A poll published Saturday by the firms Ipespe and Abrapel found that 46 percent of Brazilians intend to vote for Lula, while 35 percent support Bolsonaro – a one-percent increase in support for Lula since September 17, the last time the firms published their survey. Only two other candidates – the leftist Ciro Gomes and center-right candidate Simone Tebet, received more than zero percent of the vote, although the survey offered 11 candidates, intent to file a blank vote, and “don’t know.” Only four percent of respondents said they did not know who they were voting for, leaving a small pool of undecided Brazilians for the candidates to court.

A poll published last Thursday in the magazine Exame found a much tighter race, with Lula receiving 40 percent of votes, compared to Bolsonaro’s 37 percent–a technical tie, given the poll’s margin of error.

Regional polling also appears to show a slight advantage for Lula, though not enough to avoid a runoff. A series of IPEC surveys taken in each Brazilian state and published on Sunday showed Lula leading in 14 of Brazil’s states and federal divisions, compared to Bolsonaro leading in seven states and the candidates being in a statistical tie in five states. Two of the states that did not show a lead for either candidate are Rio de Janeiro, Bolsonaro’s home state, and the Brasilia federal district.

The Exame, IPEC, and Ipespe/Abrapel polls are mostly in line with how polling has gone throughout the past year. A fourth poll published Friday by the firm Brasmarket offered an outlier result: Bolsonaro received 44.9 percent of voter support, compared to 31 percent of respondents choosing Lula.

Bolsonaro and Lula will reportedly face off in a final debate on Thursday on the Brazilian Globo network. The encounter, if confirmed, is expected to be acrimonious, given the campaigning on both sides.

During campaign stops in August, Lula described Bolsonaro as being “possessed by the devil” and has referred to him as a “court jester,” declaring himself “the best president in the history of Brazil.”

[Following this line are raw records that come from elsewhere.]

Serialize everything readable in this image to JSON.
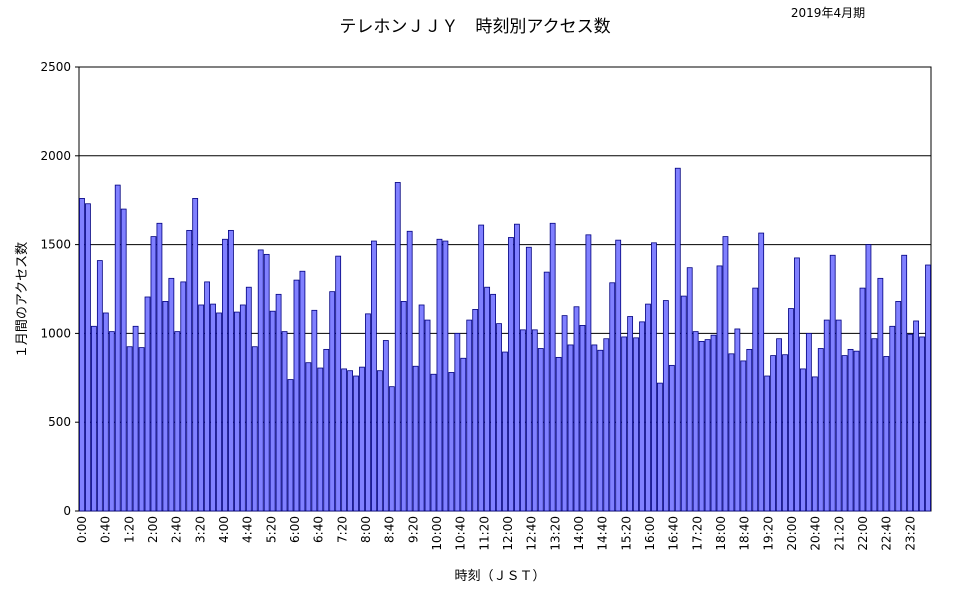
{
  "chart_data": {
    "type": "bar",
    "title": "テレホンＪＪＹ　時刻別アクセス数",
    "subtitle": "2019年4月期",
    "xlabel": "時刻（ＪＳＴ）",
    "ylabel": "１月間のアクセス数",
    "ylim": [
      0,
      2500
    ],
    "y_ticks": [
      "0",
      "500",
      "1000",
      "1500",
      "2000",
      "2500"
    ],
    "gridlines": "horizontal",
    "bar_color": "#8080ff",
    "bar_border_color": "#000080",
    "interval_minutes": 10,
    "x_tick_labels": [
      "0:00",
      "0:40",
      "1:20",
      "2:00",
      "2:40",
      "3:20",
      "4:00",
      "4:40",
      "5:20",
      "6:00",
      "6:40",
      "7:20",
      "8:00",
      "8:40",
      "9:20",
      "10:00",
      "10:40",
      "11:20",
      "12:00",
      "12:40",
      "13:20",
      "14:00",
      "14:40",
      "15:20",
      "16:00",
      "16:40",
      "17:20",
      "18:00",
      "18:40",
      "19:20",
      "20:00",
      "20:40",
      "21:20",
      "22:00",
      "22:40",
      "23:20"
    ],
    "values": [
      1760,
      1730,
      1040,
      1410,
      1115,
      1010,
      1835,
      1700,
      925,
      1040,
      920,
      1205,
      1545,
      1620,
      1180,
      1310,
      1010,
      1290,
      1580,
      1760,
      1160,
      1290,
      1165,
      1115,
      1530,
      1580,
      1120,
      1160,
      1260,
      925,
      1470,
      1445,
      1125,
      1220,
      1010,
      740,
      1300,
      1350,
      835,
      1130,
      805,
      910,
      1235,
      1435,
      800,
      790,
      760,
      810,
      1110,
      1520,
      790,
      960,
      700,
      1850,
      1180,
      1575,
      815,
      1160,
      1075,
      770,
      1530,
      1520,
      780,
      1000,
      860,
      1075,
      1135,
      1610,
      1260,
      1220,
      1055,
      895,
      1540,
      1615,
      1020,
      1485,
      1020,
      915,
      1345,
      1620,
      865,
      1100,
      935,
      1150,
      1045,
      1555,
      935,
      905,
      970,
      1285,
      1525,
      980,
      1095,
      975,
      1065,
      1165,
      1510,
      720,
      1185,
      820,
      1930,
      1210,
      1370,
      1010,
      955,
      965,
      990,
      1380,
      1545,
      885,
      1025,
      845,
      910,
      1255,
      1565,
      760,
      875,
      970,
      880,
      1140,
      1425,
      800,
      1000,
      755,
      915,
      1075,
      1440,
      1075,
      875,
      910,
      900,
      1255,
      1500,
      970,
      1310,
      870,
      1040,
      1180,
      1440,
      995,
      1070,
      980,
      1385
    ]
  }
}
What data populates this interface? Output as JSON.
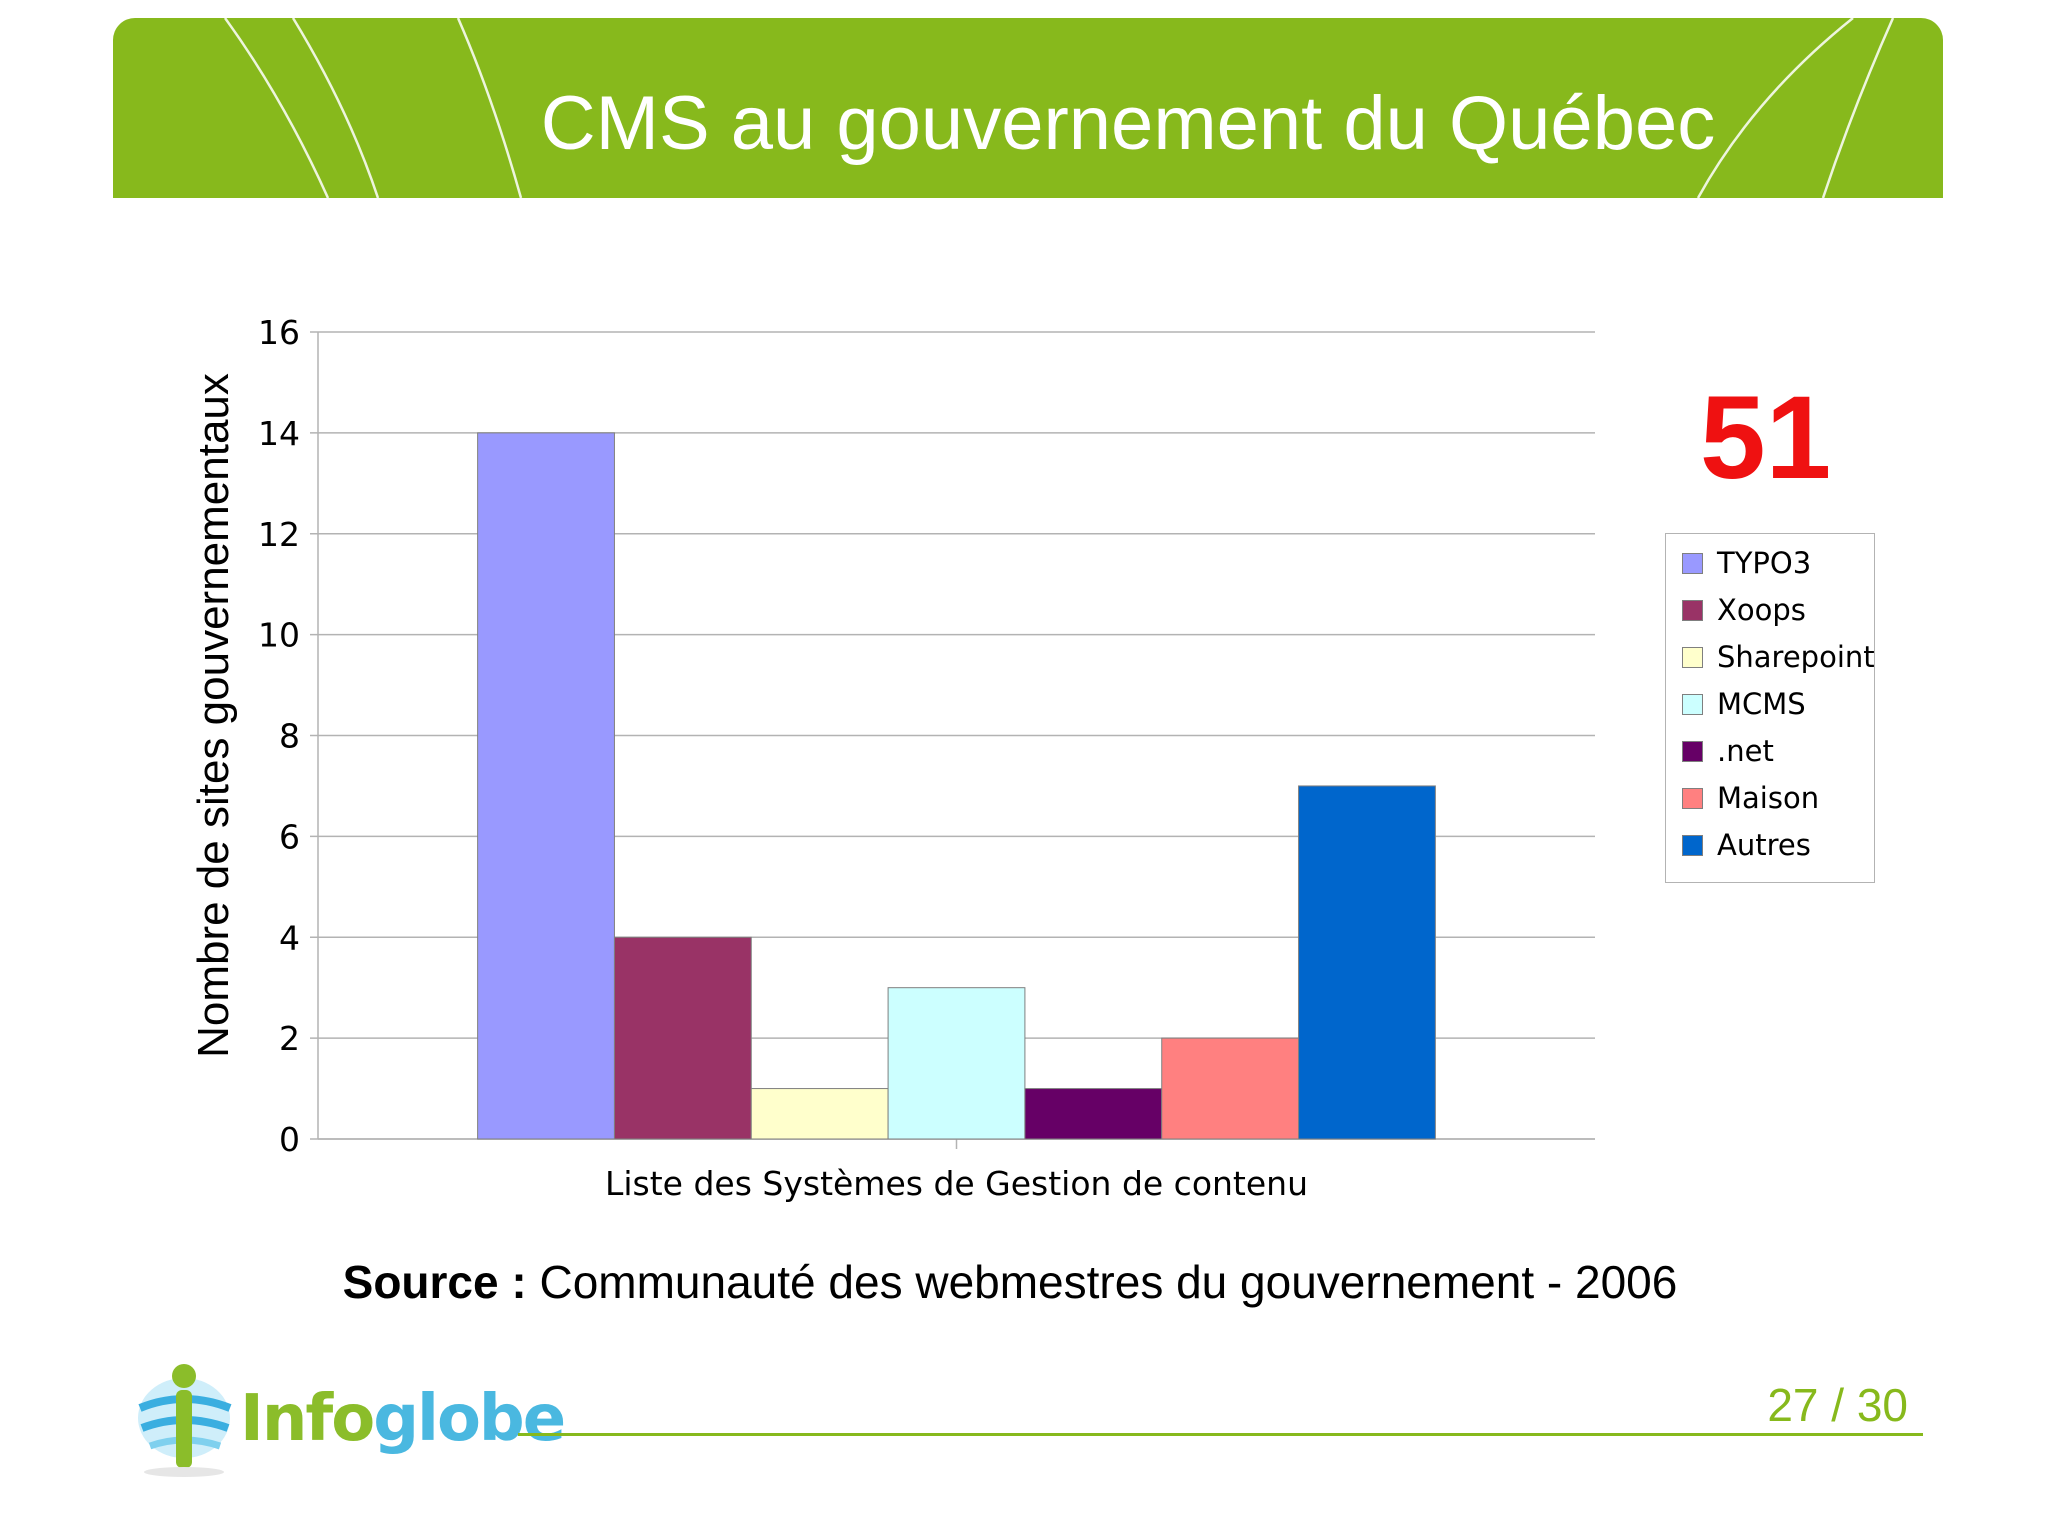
{
  "slide": {
    "title": "CMS au gouvernement du Québec",
    "highlight_number": "51",
    "source_label": "Source :",
    "source_text": "Communauté des webmestres du gouvernement - 2006",
    "page_number": "27 / 30",
    "logo": {
      "text_part1": "Info",
      "text_part2": "globe",
      "icon": "globe-person-icon"
    },
    "colors": {
      "banner": "#87b91c",
      "highlight": "#ef1111",
      "page_number": "#87b91c"
    }
  },
  "chart_data": {
    "type": "bar",
    "title": "",
    "xlabel": "Liste des Systèmes de Gestion de contenu",
    "ylabel": "Nombre de sites gouvernementaux",
    "ylim": [
      0,
      16
    ],
    "yticks": [
      0,
      2,
      4,
      6,
      8,
      10,
      12,
      14,
      16
    ],
    "grid": true,
    "legend_position": "right",
    "series": [
      {
        "name": "TYPO3",
        "values": [
          14
        ],
        "color": "#9999ff"
      },
      {
        "name": "Xoops",
        "values": [
          4
        ],
        "color": "#993366"
      },
      {
        "name": "Sharepoint",
        "values": [
          1
        ],
        "color": "#ffffcc"
      },
      {
        "name": "MCMS",
        "values": [
          3
        ],
        "color": "#ccffff"
      },
      {
        "name": ".net",
        "values": [
          1
        ],
        "color": "#660066"
      },
      {
        "name": "Maison",
        "values": [
          2
        ],
        "color": "#ff8080"
      },
      {
        "name": "Autres",
        "values": [
          7
        ],
        "color": "#0066cc"
      }
    ]
  }
}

“The people have to go back to having a little kebab, eating a little steak, and drinking a little beer,” Lula promised in one interview.

Bolsonaro, in turn, has called Lula a “drunkard” and accused him of destroying the country via corruption.

“Brazil is a great nation, it is a great country, but until recently it was being robbed by the left that was in power,” Bolsonaro said during his presidential campaign launch last month. Brazil, he continued, “doesn’t want more corruption. Our country wants order and prosperity. Compare the four years of my government with the four that the other guy was president for.”

Police investigators in Curitiba, the capital of Paraná state, uncovered a corruption scheme now known as “Operation Car Wash” as part of an investigation that began in 2014. During Lula’s presidency, and that of successor Dilma Rousseff, dozens of politicians of nearly every political party were implicated in receiving kickbacks from private corporations in exchange for the officials granting them lucrative, overpriced government infrastructure contracts. The kickback funds came from taxpayers’ dollars that were incorrectly spent on overcharged projects. Lula’s arrest and conviction resulted from police tracing the funding he used to buy a luxury beachfront duplex to one such kickback.